Проходивший мимо Одинцов сделал «футболистам» замечание.
— Не понимаю, — пожал плечами Лобанов. — Почему люди, становясь старше, удивляются тому, что делали сами в эти годы? — И пнул банку в сторону.
Поравнявшись со мной, инженер посмотрел на часы:
— Поторопитесь с отбуксировкой самолета. Младший техник-лейтенант Мокрушин доложил мне о готовности машины к вылету. Он делал это по-абдурахмандиновски четко, с полной ответственностью за свои слова.
— Отстой с подвесных баков слили?
— И с подвесных, и из фильтра низкого давления, — Брякин показал на полулитровую банку с авиационным, совершенно бесцветным керосином, который должен был храниться до следующих полетов — на случай проверки при чрезвычайном происшествии.
— Ленты для стрельб вставлены?
— Тридцать снарядов. Вот контрольный лист. Начальники групп уже расписались.
— Ну тогда поехали.
На линии предварительного старта я уложил в кабину заряженный парашют и стал газовать двигатель. Мокрушин осматривал работу систем под давлением, герметичность трубопроводов. Когда я увеличивал обороты, самолет как-то напружинивался и приседал, вырывавшиеся из сопла газы отталкивались от бетонки и, казалось, норовили поставить машину на нос.
— Все нормально, — сказал техник, когда я кончил пробу. Я тоже осмотрел двигатель. Он был сухой, и меня это успокоило. Значит, того, что было с одним из наших летчиков, у меня не случится. А было вот что: из-под какого-то агрегата подтекало масло. Техник этого не заметил.
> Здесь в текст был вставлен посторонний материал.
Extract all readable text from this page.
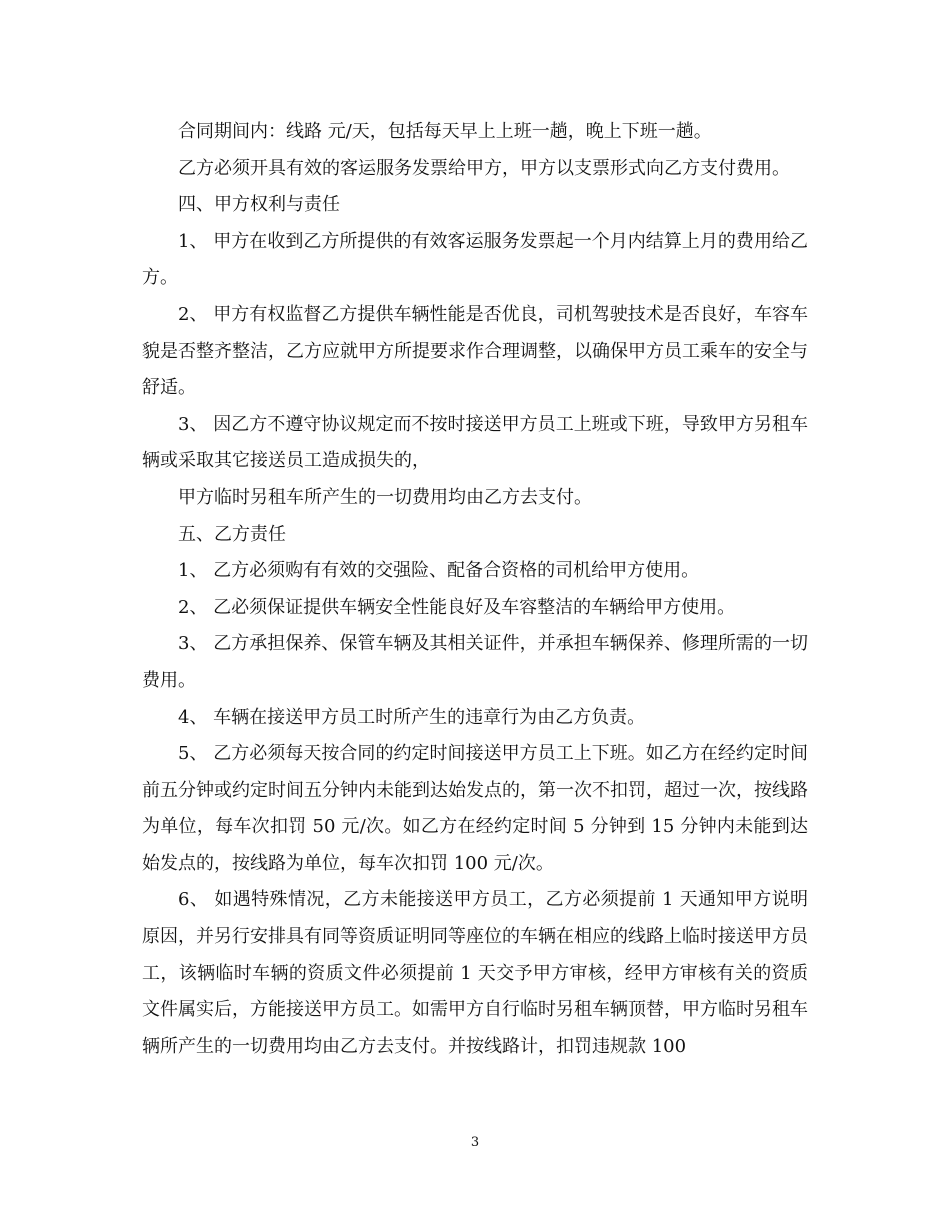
合同期间内：线路 元/天，包括每天早上上班一趟，晚上下班一趟。

乙方必须开具有效的客运服务发票给甲方，甲方以支票形式向乙方支付费用。

四、甲方权利与责任

1、 甲方在收到乙方所提供的有效客运服务发票起一个月内结算上月的费用给乙方。

2、 甲方有权监督乙方提供车辆性能是否优良，司机驾驶技术是否良好，车容车貌是否整齐整洁，乙方应就甲方所提要求作合理调整，以确保甲方员工乘车的安全与舒适。

3、 因乙方不遵守协议规定而不按时接送甲方员工上班或下班，导致甲方另租车辆或采取其它接送员工造成损失的，

甲方临时另租车所产生的一切费用均由乙方去支付。

五、乙方责任

1、 乙方必须购有有效的交强险、配备合资格的司机给甲方使用。

2、 乙必须保证提供车辆安全性能良好及车容整洁的车辆给甲方使用。

3、 乙方承担保养、保管车辆及其相关证件，并承担车辆保养、修理所需的一切费用。

4、 车辆在接送甲方员工时所产生的违章行为由乙方负责。

5、 乙方必须每天按合同的约定时间接送甲方员工上下班。如乙方在经约定时间前五分钟或约定时间五分钟内未能到达始发点的，第一次不扣罚，超过一次，按线路为单位，每车次扣罚 50 元/次。如乙方在经约定时间 5 分钟到 15 分钟内未能到达始发点的，按线路为单位，每车次扣罚 100 元/次。

6、 如遇特殊情况，乙方未能接送甲方员工，乙方必须提前 1 天通知甲方说明原因，并另行安排具有同等资质证明同等座位的车辆在相应的线路上临时接送甲方员工，该辆临时车辆的资质文件必须提前 1 天交予甲方审核，经甲方审核有关的资质文件属实后，方能接送甲方员工。如需甲方自行临时另租车辆顶替，甲方临时另租车辆所产生的一切费用均由乙方去支付。并按线路计，扣罚违规款 100

3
В полете вместе с потоком воздуха оно попадало в компрессор и там воспламенялось. Через отборник воздуха для поддува кабины шел дым. Летчик летел без кислородного прибора и чуть не задохнулся.
Расписавшись в контрольном листе о приеме самолета, я ушел на построение летного состава.
Зона стрельб размещалась над огромным лесным массивом. Я добрался туда за каких-нибудь десять минут. Теперь нужно было найти воздушную мишень. Я знал: чем раньше обнаружу цель, тем больше времени у меня будет для оценки обстановки и выбора тактического приема для атаки.
Штурман наведения, следивший с командного пункта по радиолокатору за полетом самолета-буксировщика и моего самолета, дал мне команду развернуться на тридцать градусов.
Я выполнил разворот и увидел в нескольких километрах самолет-буксировщик, а за ним, чуть ниже, — мишень. Немедленно поставил прицел в нужное положение.
Самолет-буксировщик «таскал» цель в двух направлениях, находясь на высоте нескольких тысяч метров. Мне нужно было связаться с его экипажем и запросить разрешения на выполнение задания.
— Выполняйте, — послышался незнакомый голос в наушниках.
Я перезарядил оружие и стал сближаться, стараясь занять исходное положение на одной высоте с мишенью, а может быть, даже еще и с некоторым превышением.
Когда цель стала визироваться под углом шестьдесят градусов, я начал разворот на нее.
Только бы не упустить момент. Я чувствовал себя неспокойно. Уверенности, что поражу цель, не было. Все двигалось и перемещалось под разными углами: и мой самолет, и самолет-буксировщик, и мишень. Большая скорость сближения предельно ограничивала время для прицеливания.